Но Катенька не плакала. Ожидая, когда вернется Кондратий, она то стояла у окна, сжимая руки, то садилась в глубокое кресло, брала книгу и читала все одну и ту же фразу: «Тогда Юрий, полный благородного гнева, поднялся во весь рост свой и воскликнул: – Никогда в жизни». Откладывала книгу и повторяла про себя: «Нужно быть твердой, нужно быть твердой». А мысли уже летели далеко, и опять она видела электрический шар, под ним на мокром асфальте жалкого человека я его глаза – огромные, безумные, темные… Катенька закрывала ладонью лицо, поднималась и опять ходила, брала книгу, читала: «Тогда Юрий, полный благородного гнева…» Боже мой, боже мой, а Кондратий все не ехал, и день тянулся, как год.
Наконец по коридору раздались грузные шаги отца, дверь с треском распахнулась, и вошли Кондратий и Александр Вадимыч с письмом.
Катенька побледнела как полотно, сжала губы.
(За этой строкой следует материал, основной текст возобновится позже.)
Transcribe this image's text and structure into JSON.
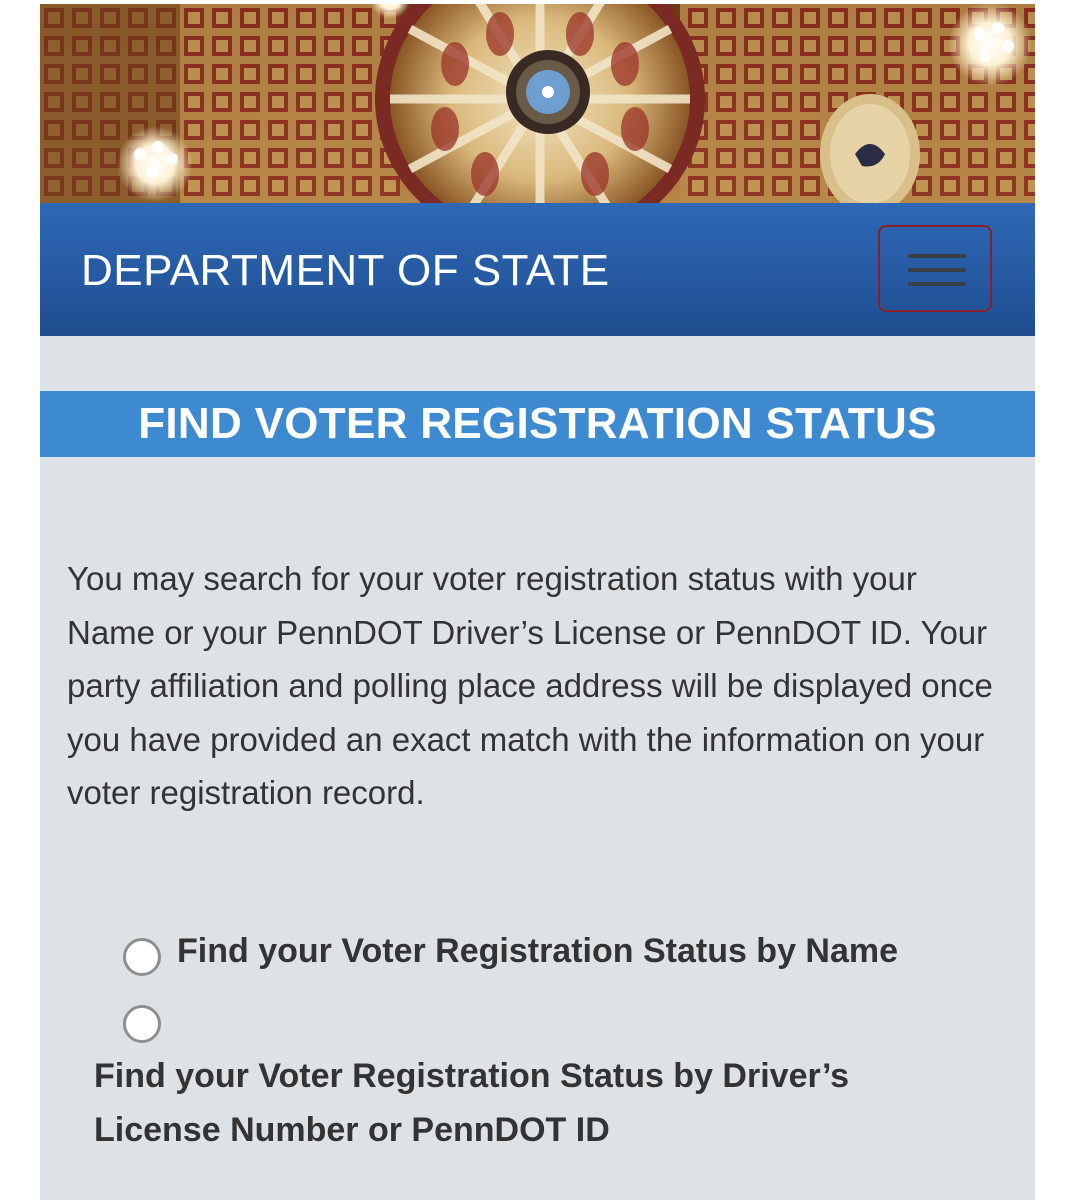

Отец разорвал конверт и сунул ей листик. Она медленно стала читать. И, не дочитав еще до конца, поняла все, что чувствовал князь, когда царапал эти жалостные каракули. На душе у нее стало тихо и торжественно. Она передала письмо отцу. Он быстро пробежал его и спросил пересмякшим от волнения голосом:
– Сама ответишь?
– Не знаю. Как хочешь. Все равно…
– Ну, тогда я отвечу, – рявкнул Александр Вадимыч. – Я ему отвечу… Пускай на коленках ползет. Хвалится – на коленках приползти… Ползи!
– Его сиятельство не в себе-с, – осторожно вставил слово Кондратий. – Они весьма расстроены.
– Молчать!.. Я сам знаю, что делать! – заревел Александр Вадимыч, сунул письмо князя в штаны и выбежал из комнаты…
Катенька крикнула:
– Папа, нет, я сама… Подождите! – И побежала было к двери, но остановилась, опустила руки. – Все равно, Кондратий, пусть будет что будет.
– Приползут, на коленях за тобой приползут, – сказал Кондратий. – Они в таком состоянии, что приползут-с.
Письмо отправили князю на другой день, чуть свет. Катенька знала, что написал отец, но сердце ее было спокойно и ясно.
С утра поползли серые, как дым, облака на Волково, от хлебов и травы шел густой запах, вертелись по дорогам столбы, уходя за гору, погромыхивал гром, поблескивало, а дождь все еще не капал, собираясь, должно быть, сразу окатить крышу, и сад, и поля теплым ливнем.
В мезонинном окне барского дома над крыльцом, за ветками березы, сидел Александр Вадимыч с подзорной трубкой и, закрыв один глаз, глядел на дорогу.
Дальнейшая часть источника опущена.